Get ready to experience exhilarating and evocative music from classical giants Tchaikovsky, Shostakovich, Bruckner and more when the New Zealand Symphony Orchestra performs in Napier on April 16.
The concert will also include works by renowned New Zealand composer Douglas Lilburn and Finland’s greatest composer since Sibelius, Einojuhani Rautavaara. “Testimony” features the NZSO’s talented associate principal cellist Ken Ichinose as soloist for Tchaikovsky’s romantic andante cantabile, the famous second movement from his String Quartet No.1, which the composer arranged for cello and orchestra.
“Tchaikovsky’s andante cantabile is a treasured melody, especially for any string quartet player,” Ichinose said.

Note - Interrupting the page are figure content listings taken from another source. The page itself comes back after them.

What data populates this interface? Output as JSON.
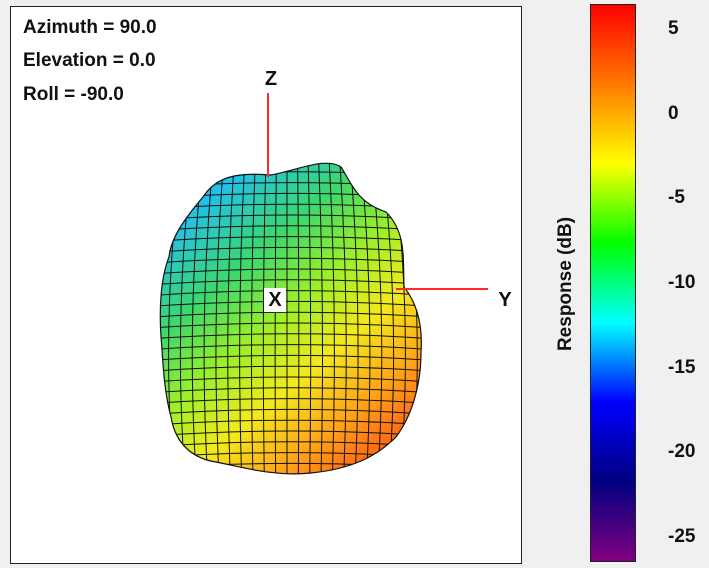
{
  "view": {
    "azimuth": "Azimuth = 90.0",
    "elevation": "Elevation = 0.0",
    "roll": "Roll = -90.0"
  },
  "axes": {
    "z": "Z",
    "y": "Y",
    "x": "X"
  },
  "colorbar": {
    "label": "Response  (dB)",
    "ticks": [
      "5",
      "0",
      "-5",
      "-10",
      "-15",
      "-20",
      "-25"
    ],
    "range": [
      -26.5,
      6.5
    ],
    "colors": [
      "#ff0000",
      "#ff7a00",
      "#ffff00",
      "#00ff00",
      "#00ffff",
      "#0000ff",
      "#000080",
      "#800080"
    ]
  },
  "chart_data": {
    "type": "surface",
    "title": "",
    "colorbar_label": "Response  (dB)",
    "colorbar_range": [
      -26.5,
      6.5
    ],
    "colorbar_ticks": [
      5,
      0,
      -5,
      -10,
      -15,
      -20,
      -25
    ],
    "view": {
      "azimuth": 90.0,
      "elevation": 0.0,
      "roll": -90.0
    },
    "axes": [
      "X",
      "Y",
      "Z"
    ]
  }
}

“For me, the emotion and beauty of this work is drawn from the sheer simplicity of form and musical line. We are so fortunate to have an arrangement by Tchaikovsky himself, and I very much look forward to performing this particular version for solo cello and orchestra, having previously had the pleasure to perform the original quartet with colleagues from the NZSO a few years ago.”
Shostakovich’s chamber symphony is an arrangement of his String Quartet No. 8, written after he saw the aftermath of the apocalyptic 1945 bombing of Dresden. Though he dedicated the quartet to “victims of fascism and war”, in his later memoir, Testimony, Shostakovich said the quartet in fact described himself.